I’m not asking you to read the Big Book or take the PI test, or read the New York Times bestseller. I’d just ask the kind of people that read books where they can slap themselves on the back and thing how they’ve created such a fine test and algorithm for measuring happiness to blow in that bag, pal and take a long hard look at themselves. Books are the answer because they can help us empathise with the other, the worker, the underlining, the refugee.

Anthony Trollope’s character had something to say in the nineteenth century in The Way We Live Now that has added bite in the twenty-first century. ‘People said of him that he had framed and carried out long and premeditated and deeply laid schemes for the ruins of those who had trusted him, that he had swallowed up the property of all who had come in contact with him, that he was fed with the blood of widows and children’.
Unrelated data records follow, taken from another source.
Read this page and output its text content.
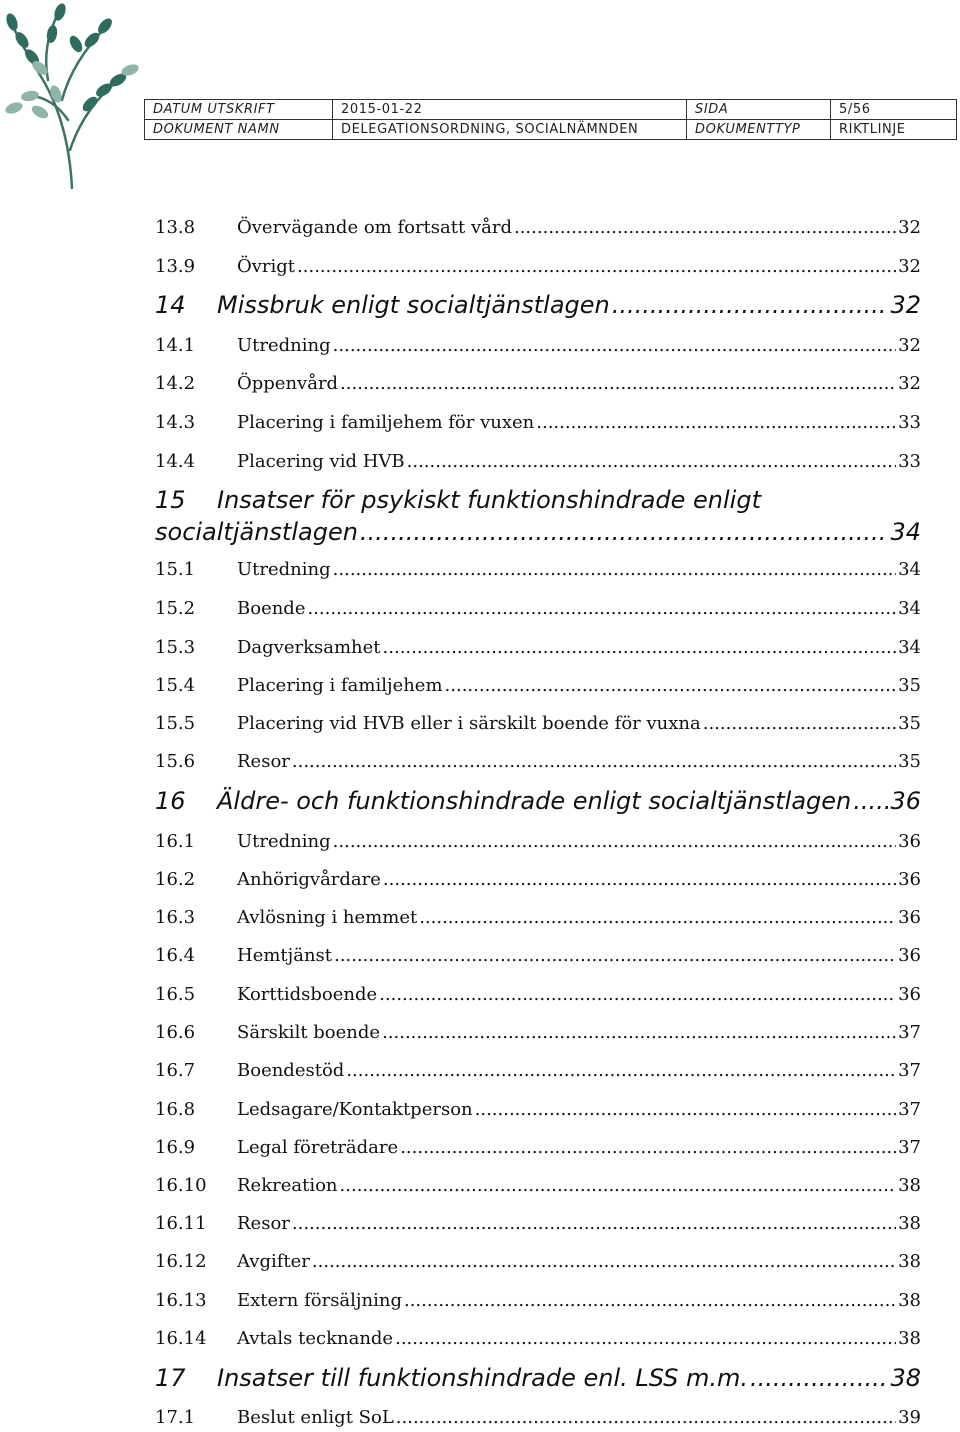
DATUM UTSKRIFT	2015-01-22	SIDA	5/56
DOKUMENT NAMN	DELEGATIONSORDNING, SOCIALNÄMNDEN	DOKUMENTTYP	RIKTLINJE
13.8	Övervägande om fortsatt vård .....	32
13.9	Övrigt .....	32
14	Missbruk enligt socialtjänstlagen .....	32
14.1	Utredning .....	32
14.2	Öppenvård .....	32
14.3	Placering i familjehem för vuxen .....	33
14.4	Placering vid HVB .....	33
15 Insatser för psykiskt funktionshindrade enligt
socialtjänstlagen .....	34
15.1	Utredning .....	34
15.2	Boende .....	34
15.3	Dagverksamhet .....	34
15.4	Placering i familjehem .....	35
15.5	Placering vid HVB eller i särskilt boende för vuxna .....	35
15.6	Resor .....	35
16	Äldre- och funktionshindrade enligt socialtjänstlagen ..... 36
16.1	Utredning .....	36
16.2	Anhörigvårdare .....	36
16.3	Avlösning i hemmet .....	36
16.4	Hemtjänst .....	36
16.5	Korttidsboende .....	36
16.6	Särskilt boende .....	37
16.7	Boendestöd .....	37
16.8	Ledsagare/Kontaktperson .....	37
16.9	Legal företrädare .....	37
16.10	Rekreation .....	38
16.11	Resor .....	38
16.12	Avgifter .....	38
16.13	Extern försäljning .....	38
16.14	Avtals tecknande .....	38
17	Insatser till funktionshindrade enl. LSS m.m. .....	38
17.1	Beslut enligt SoL .....	39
Positive Intelligence is an argument for the placebo effect and for backslapping for those that own the top 100 US companies Chamine is writing and works for. These are not my people. This is not my book. Read. Read. Read widely and wisely. Then you’ll understand.

 

2 thoughts on “Shirzad Chamine (2012) Positive Intelligence. Why only 20% of Teams and Individual Achieve Their True Identity.

  1. laughing at your responses to this book. Agree it’s backslapping bull, also feel it suggests anyone normal just hasnt visualised enough. simplifies complexity, actually it fails to acknowledge complexity.